Now, under International Megan’s Law, convicted child sex offenders who travel abroad must provide notice to the U.S. Government—via the Angel Watch Center—prior to departure of all planned destinations. Failure to do so carries a significant jail term commensurate with a convicted child sex abuser not reporting to local law enforcement. Upon receipt of the travel itinerary, the
U.S. government informs the destination country or countries of those plans.
The destination country or countries are then empowered with actionable information to render the traveler inadmissible.
International Megan’s Law also requires the passport of convicted child sex offenders to carry this endorsement: “The Bearer was convicted of a sex offense against a minor and is a covered sex offender pursuant to 22 United States Code Section 212 (C) (I).”
The law is working. In just about two years, 10,541 covered sex offenders had been noticed by the U.S. government to foreign countries—and 3,681 individuals as of July who were convicted of sex crimes against children were denied entry into those nations.

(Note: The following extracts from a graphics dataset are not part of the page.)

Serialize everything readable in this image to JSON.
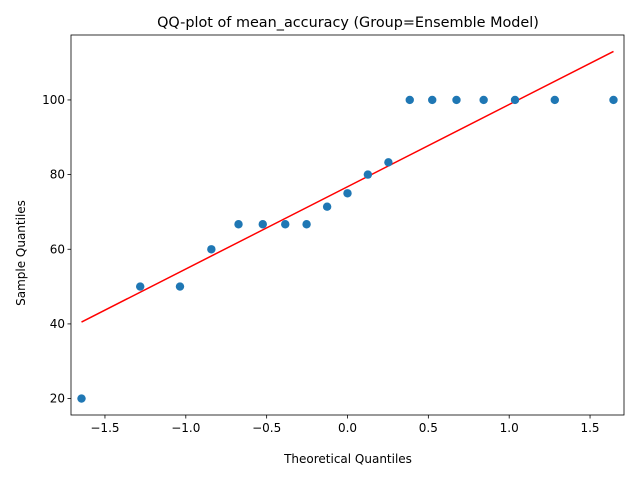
{
  "chart_data": {
    "type": "scatter",
    "title": "QQ-plot of mean_accuracy (Group=Ensemble Model)",
    "xlabel": "Theoretical Quantiles",
    "ylabel": "Sample Quantiles",
    "xlim": [
      -1.71,
      1.71
    ],
    "ylim": [
      15.6,
      117.4
    ],
    "xticks": [
      -1.5,
      -1.0,
      -0.5,
      0.0,
      0.5,
      1.0,
      1.5
    ],
    "xtick_labels": [
      "−1.5",
      "−1.0",
      "−0.5",
      "0.0",
      "0.5",
      "1.0",
      "1.5"
    ],
    "yticks": [
      20,
      40,
      60,
      80,
      100
    ],
    "ytick_labels": [
      "20",
      "40",
      "60",
      "80",
      "100"
    ],
    "grid": false,
    "points": [
      {
        "x": -1.645,
        "y": 20
      },
      {
        "x": -1.282,
        "y": 50
      },
      {
        "x": -1.036,
        "y": 50
      },
      {
        "x": -0.842,
        "y": 60
      },
      {
        "x": -0.674,
        "y": 66.7
      },
      {
        "x": -0.524,
        "y": 66.7
      },
      {
        "x": -0.385,
        "y": 66.7
      },
      {
        "x": -0.253,
        "y": 66.7
      },
      {
        "x": -0.126,
        "y": 71.4
      },
      {
        "x": 0.0,
        "y": 75
      },
      {
        "x": 0.126,
        "y": 80
      },
      {
        "x": 0.253,
        "y": 83.3
      },
      {
        "x": 0.385,
        "y": 100
      },
      {
        "x": 0.524,
        "y": 100
      },
      {
        "x": 0.674,
        "y": 100
      },
      {
        "x": 0.842,
        "y": 100
      },
      {
        "x": 1.036,
        "y": 100
      },
      {
        "x": 1.282,
        "y": 100
      },
      {
        "x": 1.645,
        "y": 100
      }
    ],
    "reference_line": {
      "x": [
        -1.645,
        1.645
      ],
      "y": [
        40.5,
        113.0
      ]
    },
    "point_color": "#1f77b4",
    "line_color": "#ff0000"
  }
}
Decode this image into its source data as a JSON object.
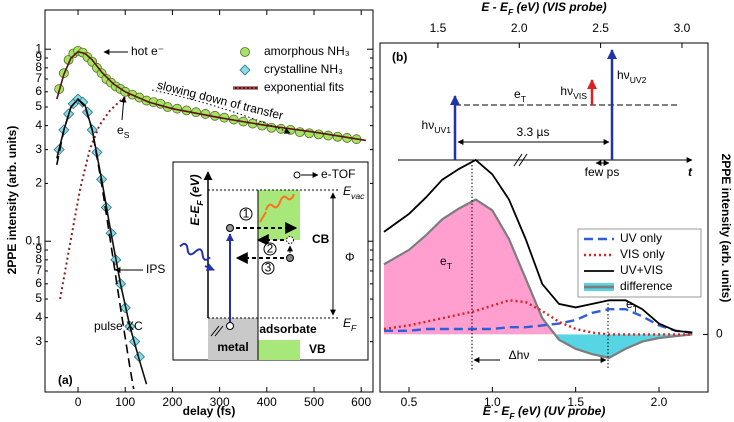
{
  "chart_data": [
    {
      "type": "scatter",
      "panel_label": "(a)",
      "xlabel": "delay (fs)",
      "ylabel": "2PPE intensity (arb. units)",
      "xlim": [
        -70,
        625
      ],
      "xticks": [
        0,
        100,
        200,
        300,
        400,
        500,
        600
      ],
      "ylim": [
        0.0164,
        1.6
      ],
      "log_y": true,
      "yticks": [
        1,
        {
          "value": 0.9,
          "label": "9"
        },
        {
          "value": 0.8,
          "label": "8"
        },
        {
          "value": 0.7,
          "label": "7"
        },
        {
          "value": 0.6,
          "label": "6"
        },
        {
          "value": 0.5,
          "label": "5"
        },
        {
          "value": 0.4,
          "label": "4"
        },
        {
          "value": 0.3,
          "label": "3"
        },
        {
          "value": 0.2,
          "label": "2"
        },
        0.1,
        {
          "value": 0.09,
          "label": "9"
        },
        {
          "value": 0.08,
          "label": "8"
        },
        {
          "value": 0.07,
          "label": "7"
        },
        {
          "value": 0.06,
          "label": "6"
        },
        {
          "value": 0.05,
          "label": "5"
        },
        {
          "value": 0.04,
          "label": "4"
        },
        {
          "value": 0.03,
          "label": "3"
        }
      ],
      "legend": "upper right",
      "series": [
        {
          "name": "amorphous NH₃",
          "color": "#a6e35f",
          "marker": "circle",
          "x": [
            -40,
            -30,
            -20,
            -10,
            0,
            10,
            20,
            30,
            40,
            50,
            60,
            70,
            80,
            90,
            100,
            115,
            130,
            145,
            160,
            175,
            190,
            210,
            230,
            250,
            270,
            290,
            310,
            330,
            350,
            370,
            390,
            410,
            430,
            450,
            470,
            490,
            510,
            530,
            550,
            570,
            590
          ],
          "values": [
            0.62,
            0.75,
            0.88,
            0.95,
            0.98,
            0.96,
            0.91,
            0.86,
            0.8,
            0.75,
            0.7,
            0.67,
            0.64,
            0.62,
            0.6,
            0.58,
            0.56,
            0.54,
            0.53,
            0.52,
            0.5,
            0.49,
            0.48,
            0.47,
            0.46,
            0.45,
            0.44,
            0.43,
            0.42,
            0.41,
            0.4,
            0.39,
            0.385,
            0.38,
            0.37,
            0.365,
            0.36,
            0.355,
            0.35,
            0.345,
            0.34
          ]
        },
        {
          "name": "crystalline NH₃",
          "color": "#86dde6",
          "marker": "diamond",
          "x": [
            -40,
            -30,
            -20,
            -10,
            0,
            10,
            20,
            30,
            40,
            50,
            60,
            70,
            80,
            90,
            100,
            110,
            120,
            130
          ],
          "values": [
            0.3,
            0.38,
            0.46,
            0.52,
            0.55,
            0.53,
            0.47,
            0.38,
            0.29,
            0.21,
            0.15,
            0.11,
            0.08,
            0.06,
            0.045,
            0.036,
            0.03,
            0.025
          ]
        },
        {
          "name": "exponential fits",
          "color": "#5a1414",
          "style": "solid",
          "x": [
            -45,
            -30,
            -15,
            0,
            15,
            30,
            50,
            75,
            100,
            150,
            200,
            300,
            400,
            500,
            610
          ],
          "values": [
            0.55,
            0.74,
            0.9,
            0.97,
            0.95,
            0.88,
            0.76,
            0.66,
            0.6,
            0.53,
            0.49,
            0.44,
            0.4,
            0.37,
            0.335
          ]
        },
        {
          "color": "#111111",
          "style": "solid",
          "x": [
            -45,
            -30,
            -15,
            0,
            15,
            30,
            50,
            70,
            90,
            110,
            130,
            145
          ],
          "values": [
            0.27,
            0.38,
            0.5,
            0.55,
            0.51,
            0.38,
            0.21,
            0.11,
            0.06,
            0.036,
            0.024,
            0.018
          ]
        },
        {
          "color": "#8b2020",
          "style": "dotted",
          "x": [
            -38,
            -25,
            -10,
            5,
            25,
            45,
            68,
            90,
            110
          ],
          "values": [
            0.05,
            0.075,
            0.12,
            0.19,
            0.3,
            0.4,
            0.48,
            0.54,
            0.58
          ]
        },
        {
          "color": "#000000",
          "style": "dashed",
          "x": [
            -45,
            -30,
            -15,
            0,
            15,
            30,
            50,
            70,
            90,
            110,
            118
          ],
          "values": [
            0.25,
            0.38,
            0.5,
            0.55,
            0.5,
            0.38,
            0.2,
            0.095,
            0.045,
            0.022,
            0.017
          ]
        }
      ],
      "annotations": {
        "hot": "hot e⁻",
        "es": [
          {
            "t": "e"
          },
          {
            "t": "S",
            "sub": true
          }
        ],
        "slowing": "slowing down of transfer",
        "ips": "IPS",
        "pulse_xc": "pulse XC"
      },
      "inset": {
        "energy_axis": [
          {
            "t": "E-E"
          },
          {
            "t": "F",
            "sub": true
          },
          {
            "t": " (eV)"
          }
        ],
        "etof": "e-TOF",
        "evac": [
          {
            "t": "E"
          },
          {
            "t": "vac",
            "sub": true
          }
        ],
        "cb": "CB",
        "phi": "Φ",
        "ef": [
          {
            "t": "E"
          },
          {
            "t": "F",
            "sub": true
          }
        ],
        "adsorbate": "adsorbate",
        "metal": "metal",
        "vb": "VB",
        "steps": [
          "1",
          "2",
          "3"
        ]
      }
    },
    {
      "type": "line",
      "panel_label": "(b)",
      "xlabel": [
        {
          "t": "E - E"
        },
        {
          "t": "F",
          "sub": true
        },
        {
          "t": " (eV) (UV probe)"
        }
      ],
      "x2label": [
        {
          "t": "E - E"
        },
        {
          "t": "F",
          "sub": true
        },
        {
          "t": " (eV) (VIS probe)"
        }
      ],
      "ylabel": "2PPE intensity (arb. units)",
      "y_axis": "right",
      "xlim": [
        0.326,
        2.294
      ],
      "xticks": [
        0.5,
        {
          "value": 1,
          "label": "1.0"
        },
        1.5,
        {
          "value": 2,
          "label": "2.0"
        }
      ],
      "x2lim": [
        1.144,
        3.16
      ],
      "x2ticks": [
        1.5,
        {
          "value": 2,
          "label": "2.0"
        },
        2.5,
        {
          "value": 3,
          "label": "3.0"
        }
      ],
      "ylim": [
        -0.32,
        1.62
      ],
      "yticks": [
        0
      ],
      "legend": "center right",
      "x": [
        0.35,
        0.5,
        0.6,
        0.7,
        0.8,
        0.9,
        1.0,
        1.1,
        1.2,
        1.3,
        1.4,
        1.5,
        1.6,
        1.7,
        1.8,
        1.9,
        2.0,
        2.1,
        2.2
      ],
      "series": [
        {
          "name": "UV only",
          "color": "#2f5fd8",
          "style": "dashed",
          "values": [
            0.02,
            0.02,
            0.03,
            0.03,
            0.03,
            0.03,
            0.03,
            0.04,
            0.04,
            0.05,
            0.06,
            0.08,
            0.12,
            0.14,
            0.14,
            0.1,
            0.05,
            0.02,
            0.01
          ]
        },
        {
          "name": "VIS only",
          "color": "#e02020",
          "style": "dotted",
          "values": [
            0.03,
            0.05,
            0.07,
            0.09,
            0.11,
            0.13,
            0.16,
            0.19,
            0.18,
            0.13,
            0.07,
            0.03,
            0.01,
            0,
            0,
            0,
            0,
            0,
            0
          ]
        },
        {
          "name": "UV+VIS",
          "color": "#000000",
          "style": "solid",
          "values": [
            0.57,
            0.67,
            0.76,
            0.86,
            0.92,
            0.97,
            0.89,
            0.75,
            0.53,
            0.28,
            0.17,
            0.15,
            0.17,
            0.19,
            0.19,
            0.14,
            0.06,
            0.02,
            0.01
          ]
        },
        {
          "name": "difference",
          "color": "#7d7d7d",
          "style": "solid",
          "fill_above": "#ff9fcf",
          "fill_below": "#56d6e4",
          "values": [
            0.39,
            0.47,
            0.55,
            0.64,
            0.7,
            0.75,
            0.69,
            0.53,
            0.31,
            0.09,
            -0.03,
            -0.08,
            -0.11,
            -0.13,
            -0.08,
            -0.04,
            -0.02,
            -0.01,
            0
          ]
        }
      ],
      "annotations": {
        "et_main": [
          {
            "t": "e"
          },
          {
            "t": "T",
            "sub": true
          }
        ],
        "et_uv": [
          {
            "t": "e"
          },
          {
            "t": "T",
            "sub": true
          }
        ],
        "delta": "Δhν"
      },
      "timing": {
        "uv1": [
          {
            "t": "hν"
          },
          {
            "t": "UV1",
            "sub": true
          }
        ],
        "vis": [
          {
            "t": "hν"
          },
          {
            "t": "VIS",
            "sub": true
          }
        ],
        "uv2": [
          {
            "t": "hν"
          },
          {
            "t": "UV2",
            "sub": true
          }
        ],
        "et": [
          {
            "t": "e"
          },
          {
            "t": "T",
            "sub": true
          }
        ],
        "delay": "3.3 µs",
        "few": "few ps",
        "t": "t"
      }
    }
  ]
}
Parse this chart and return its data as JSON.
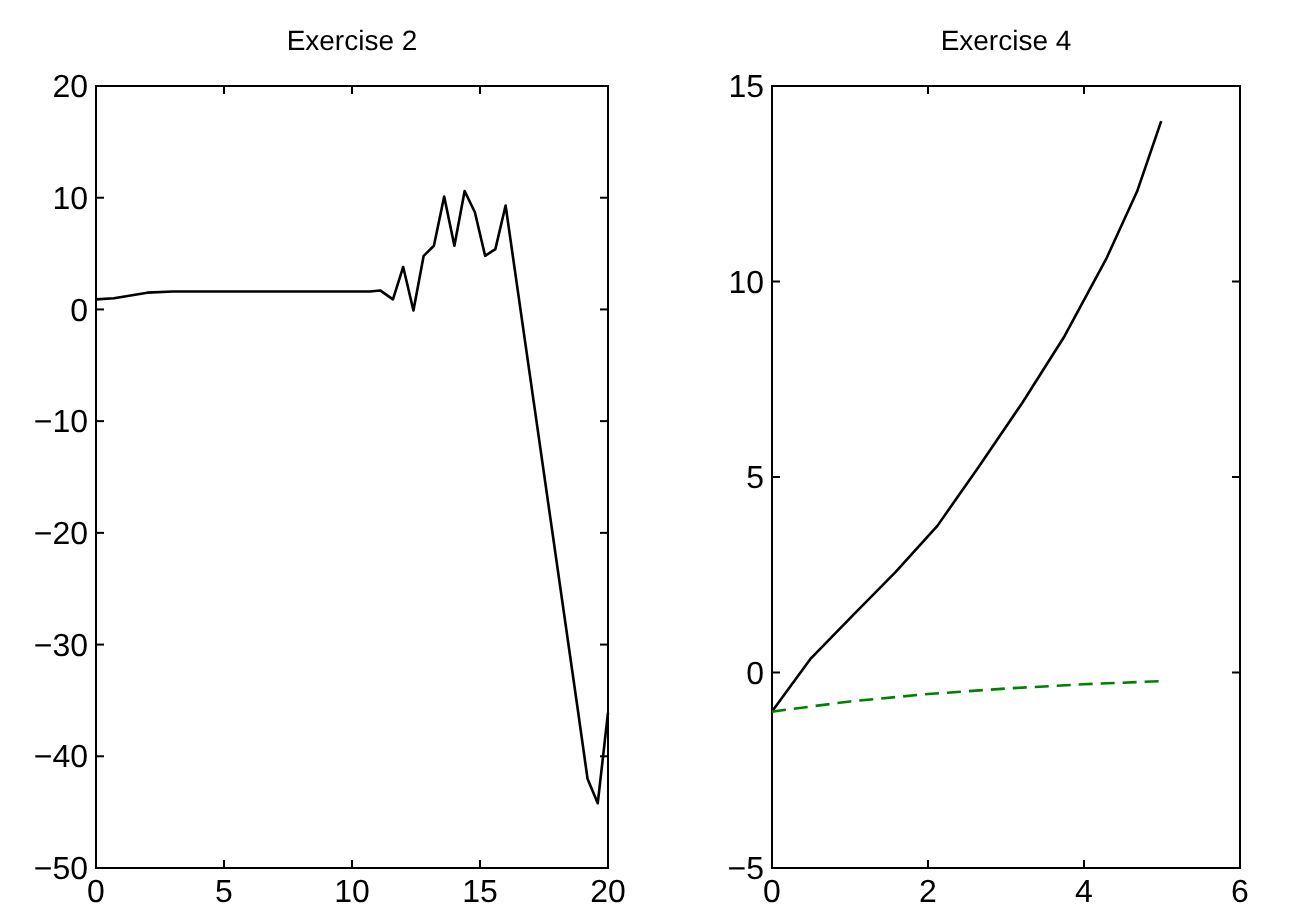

Utah Attorney General Sean Reyes who just spoke has not only pioneered an aggressive multifaceted strategy through his Utah Trafficking in Persons (UTIP) Task Force and prosecutors of the Utah SECURE Strike Force—but when I learned of his amazingly heroic and brilliantly planned and executed undercover 2014 sting in Cartagena, Columbia with Operation Underground Railroad in which he and others posed as sex tourists to disrupt three trafficking rings in three Columbian cities—and rescue 120 child victims, I was in awe.
Mr. Reyes testified at one of my trafficking hearings in May of 2015 and as an undercover buyer he said he “saw up close the horror and helplessness in the eyes of young girls ages 10-16 after the drugs the traffickers had given them had worn off and they were paraded in front of us like a pet or a dessert to sample…we transacted large amounts of cash, and captured on hidden cameras the disgusting things” the traffickers said could be done to these children.
The AG and his team not only liberated 120 innocent girls and boys that day but trained local law enforcement.
The rescued children shouted: “Thank you Americans, we love you Americans.”
For what you’re doing here, children and victims of every age shout thank you.